The three strands of this novel belong to Kambirinachi and her daughters, Taiye and Kehinde, who grow up estranged from each other and head out into the world apart. Taiye goes to London, and then studies cooking in France, and eventually arrives in Halifax, Nova Scotia, before returning home to care for her ailing mother. Meanwhile, Kehinde is left behind when her sister moved to London, and makes her own way to study in Montreal and build a life there.
At the beginning of the novel, Kehinde is arriving home to Lagos with her new husband, meeting her mother and sister again for the first time in years. We learn her story in the first person, seeking to make sense of her traumatic past and move forward in her life. Similarly, Taiye’s tells a story that blends the present day experience with what she’s been through in her life, and finally their mother’s story is told chronologically, adding necessary context to the twins’ experience—for the twins themselves and the reader alike.
The progress of the novel is these three strands becoming re-woven together, braided tighter and tighter throughout the narrative. It’s a novel that in many ways reminded me of Saleema Nawaz’s Bone and Bread, for themes of family estrangement, loss and mystery, and also food, and I would definitely recommend it for anyone who enjoyed that book.

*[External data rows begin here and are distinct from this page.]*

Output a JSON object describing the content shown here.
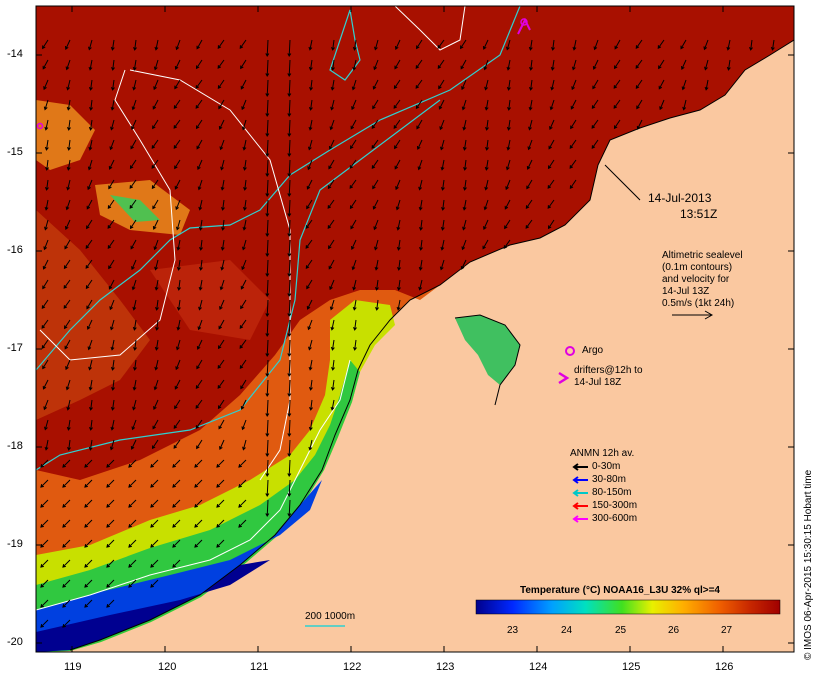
{
  "map": {
    "lon_ticks": [
      "119",
      "120",
      "121",
      "122",
      "123",
      "124",
      "125",
      "126"
    ],
    "lat_ticks": [
      "-14",
      "-15",
      "-16",
      "-17",
      "-18",
      "-19",
      "-20"
    ],
    "timestamp": [
      "14-Jul-2013",
      "13:51Z"
    ],
    "altimetry_legend": [
      "Altimetric sealevel",
      "(0.1m contours)",
      "and velocity for",
      "14-Jul 13Z",
      "0.5m/s (1kt 24h)"
    ],
    "argo_label": "Argo",
    "drifters_label": [
      "drifters@12h to",
      "14-Jul 18Z"
    ],
    "anmn_title": "ANMN 12h av.",
    "anmn_items": [
      {
        "label": "0-30m",
        "color": "#000000"
      },
      {
        "label": "30-80m",
        "color": "#0000ff"
      },
      {
        "label": "80-150m",
        "color": "#00c8c8"
      },
      {
        "label": "150-300m",
        "color": "#ff0000"
      },
      {
        "label": "300-600m",
        "color": "#ff00ff"
      }
    ],
    "isobath_label": "200  1000m",
    "colorbar_title": "Temperature (°C) NOAA16_L3U 32% ql>=4",
    "colorbar_ticks": [
      "23",
      "24",
      "25",
      "26",
      "27"
    ],
    "credit": "© IMOS 06-Apr-2015 15:30:15 Hobart time",
    "colors": {
      "land": "#fac8a0",
      "warm_sea": "#a81000",
      "isobath_200": "#30d0d0",
      "isobath_1000": "#ffffff",
      "argo": "#e000e0"
    }
  }
}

I also appreciated its treatment of Black communities among the diaspora, Nigerian Taiye in Halifax visiting the Africville museum commemorating that city’s historic Black community, and the other Africans she meets in London. And that a novel creates such a powerful sense of place in so many different places—Lagos, London, Montreal, Halifax—is also a remarkable achievement.
Butter Honey Pig Break is a standout debut, and as much as it will make you hungry, it will also more than satisfy.